Former AMR chief executive Bob Crandall again stated that merging American Airlines with US Airways will make the Fort Worth-based carrier more competitive, but only if a pilot seniority agreement is in place before they form one company.
Crandall, who spent 13 years as CEO from 1985, recorded the 7-minute message over the weekend which was posted on Sunday on a blog written by an American Airlines pilot who is a check airman and opposes a merger with US Airways.
“I think a merger which would create a larger carrier which could serve more destinations with more frequencies probably makes sense,” Crandall said in the video. “But without cooperation the merger would almost certainly fall far short of expectations and might even cause such serious problems that the company could fail again.”
Union and management representatives from both American and US Airways have been meeting for the past week to discuss an integration agreement that addresses seniority for pilots. AMR’s board of directors is scheduled to meet on Jan. 9 to further discuss a possible merger.
Speaking directly to the camera, Crandall discussed the problems US Airways has had with integrating two pilot groups since it merged with America West in 2005.
He also warned American pilots not to leave the fate of their professional careers up to an arbitrator.
Under the McCaskill-Bond Amendment passed in 2008, if airline unions cannot come to a seniority agreement in a merger, an arbiter would decide the issue.
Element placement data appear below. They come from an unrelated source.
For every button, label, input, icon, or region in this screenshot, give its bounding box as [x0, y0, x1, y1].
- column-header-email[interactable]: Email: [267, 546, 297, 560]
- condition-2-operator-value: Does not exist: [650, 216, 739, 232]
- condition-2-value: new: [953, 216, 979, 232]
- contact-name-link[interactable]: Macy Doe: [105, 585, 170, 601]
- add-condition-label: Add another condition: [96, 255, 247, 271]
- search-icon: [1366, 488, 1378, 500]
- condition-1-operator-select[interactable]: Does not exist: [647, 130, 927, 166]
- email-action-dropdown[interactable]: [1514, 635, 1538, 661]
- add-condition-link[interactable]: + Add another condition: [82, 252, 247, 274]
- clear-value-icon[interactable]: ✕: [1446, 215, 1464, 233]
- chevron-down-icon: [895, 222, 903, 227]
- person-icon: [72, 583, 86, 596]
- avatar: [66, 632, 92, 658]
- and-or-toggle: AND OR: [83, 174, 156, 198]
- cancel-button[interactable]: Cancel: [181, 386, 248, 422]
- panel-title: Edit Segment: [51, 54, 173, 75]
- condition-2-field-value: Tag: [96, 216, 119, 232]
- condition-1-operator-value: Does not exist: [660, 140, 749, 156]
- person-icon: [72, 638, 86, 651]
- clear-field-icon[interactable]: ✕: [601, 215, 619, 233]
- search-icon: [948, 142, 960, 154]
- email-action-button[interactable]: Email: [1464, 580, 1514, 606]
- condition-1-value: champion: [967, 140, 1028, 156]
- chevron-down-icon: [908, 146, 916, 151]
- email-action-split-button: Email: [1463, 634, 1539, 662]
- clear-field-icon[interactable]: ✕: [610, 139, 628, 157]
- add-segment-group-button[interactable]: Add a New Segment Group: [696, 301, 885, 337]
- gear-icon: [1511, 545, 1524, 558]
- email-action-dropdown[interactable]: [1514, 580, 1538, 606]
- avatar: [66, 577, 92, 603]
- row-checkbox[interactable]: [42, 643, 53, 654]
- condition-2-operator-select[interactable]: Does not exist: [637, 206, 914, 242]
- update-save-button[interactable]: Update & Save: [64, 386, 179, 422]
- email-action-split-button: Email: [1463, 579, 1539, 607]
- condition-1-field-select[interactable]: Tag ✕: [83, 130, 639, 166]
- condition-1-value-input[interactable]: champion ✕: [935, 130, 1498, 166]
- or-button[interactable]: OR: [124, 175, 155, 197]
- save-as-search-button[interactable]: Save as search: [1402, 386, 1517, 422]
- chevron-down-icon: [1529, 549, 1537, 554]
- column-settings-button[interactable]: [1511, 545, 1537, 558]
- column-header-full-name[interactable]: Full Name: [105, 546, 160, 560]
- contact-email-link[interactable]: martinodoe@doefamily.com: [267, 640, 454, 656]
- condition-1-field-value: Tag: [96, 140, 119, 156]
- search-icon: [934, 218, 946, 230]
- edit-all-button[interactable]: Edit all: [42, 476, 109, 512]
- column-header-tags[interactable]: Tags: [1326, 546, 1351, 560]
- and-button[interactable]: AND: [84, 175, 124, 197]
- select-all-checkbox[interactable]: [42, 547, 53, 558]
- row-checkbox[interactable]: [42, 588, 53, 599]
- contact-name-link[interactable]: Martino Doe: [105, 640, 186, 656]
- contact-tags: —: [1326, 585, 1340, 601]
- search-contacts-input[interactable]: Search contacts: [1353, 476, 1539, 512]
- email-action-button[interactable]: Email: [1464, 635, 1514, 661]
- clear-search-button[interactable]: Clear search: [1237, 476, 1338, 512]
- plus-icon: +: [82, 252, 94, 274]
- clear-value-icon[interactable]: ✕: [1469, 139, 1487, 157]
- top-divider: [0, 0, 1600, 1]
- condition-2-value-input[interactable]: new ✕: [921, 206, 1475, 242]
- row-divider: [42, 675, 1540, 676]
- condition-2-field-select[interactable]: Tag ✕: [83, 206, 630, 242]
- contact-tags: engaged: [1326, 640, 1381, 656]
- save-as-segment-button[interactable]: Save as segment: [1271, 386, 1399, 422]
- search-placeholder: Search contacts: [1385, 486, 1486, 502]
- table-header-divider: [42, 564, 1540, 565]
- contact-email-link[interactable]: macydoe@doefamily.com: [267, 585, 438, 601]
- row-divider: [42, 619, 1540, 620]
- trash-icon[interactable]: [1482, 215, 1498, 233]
“If I were you I would choose to decide for myself and because I think it’s the best bet for a successful and prosperous American — whether independent or merged — I hope that’s what you’ll do,” he added.
Before American filed for Chapter 11 bankruptcy in November 2011, Crandall had advised against merging with another carrier, saying it should concentrate on joint business agreements with British Airways/Iberia and Japan Airlines.